The case alleges that "EA and Antonick signed a series of publishing and development contracts, culminating in a 1986 agreement that requires EA to pay him royalties on any derivative works related to the original version of EA Madden, including current annual releases, and prohibits EA from using his confidential information. The lawsuit claims that EA failed to pay millions of dollars in royalties owed to Antonick and to keep his work confidential as required by the contract."
The court's ruling also gives Antonick the ability to pursue the same claims against EA for games released after 1996, where revenues exceed $3 billion.

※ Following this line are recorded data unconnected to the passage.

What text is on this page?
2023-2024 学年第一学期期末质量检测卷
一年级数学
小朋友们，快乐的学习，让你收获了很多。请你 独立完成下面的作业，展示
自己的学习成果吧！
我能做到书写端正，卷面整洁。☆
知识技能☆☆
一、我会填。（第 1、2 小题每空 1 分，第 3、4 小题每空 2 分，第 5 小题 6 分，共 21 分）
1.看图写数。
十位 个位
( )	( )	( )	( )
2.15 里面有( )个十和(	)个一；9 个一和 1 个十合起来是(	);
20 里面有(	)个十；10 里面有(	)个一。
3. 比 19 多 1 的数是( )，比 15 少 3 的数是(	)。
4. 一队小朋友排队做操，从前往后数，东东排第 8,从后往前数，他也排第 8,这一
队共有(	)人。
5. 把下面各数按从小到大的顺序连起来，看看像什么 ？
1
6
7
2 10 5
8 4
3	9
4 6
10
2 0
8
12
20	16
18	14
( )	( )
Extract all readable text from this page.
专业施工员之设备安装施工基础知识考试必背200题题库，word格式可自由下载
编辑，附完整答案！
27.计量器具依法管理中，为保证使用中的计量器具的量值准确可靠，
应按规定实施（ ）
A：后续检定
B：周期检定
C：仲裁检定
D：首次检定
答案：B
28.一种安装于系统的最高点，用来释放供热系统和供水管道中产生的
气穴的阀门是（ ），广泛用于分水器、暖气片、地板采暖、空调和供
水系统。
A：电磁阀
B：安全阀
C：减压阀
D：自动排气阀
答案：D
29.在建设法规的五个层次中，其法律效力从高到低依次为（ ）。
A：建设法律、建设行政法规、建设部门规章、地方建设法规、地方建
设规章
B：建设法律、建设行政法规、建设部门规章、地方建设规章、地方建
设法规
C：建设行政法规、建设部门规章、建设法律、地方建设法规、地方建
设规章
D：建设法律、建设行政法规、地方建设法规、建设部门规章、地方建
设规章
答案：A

“This is a tremendous victory,” said Rob Carey, partner at Hagens Berman Sobol Shapiro LLP and one of Antonick’s attorneys. “In many ways, this trial was a test of each party’s version of events. The jury uniformly rejected the idea that this game was developed without Robin’s work. It is, if nothing, a good omen for the next phase of the litigation.”
If the law firm sounds familiar, that's because they are the same firm in charge of the Ed O'Bannon suit which alleges EA and the NCAA owe student athletes royalties for using their likenesses without permission. The firm believes their litigation is directly tied to the NCAA's decision to not renew its contract with EA for future college football games. Despite the NCAA's decision, EA will continue to make college football games and recently signed an extension with the Collegiate Licensing Company.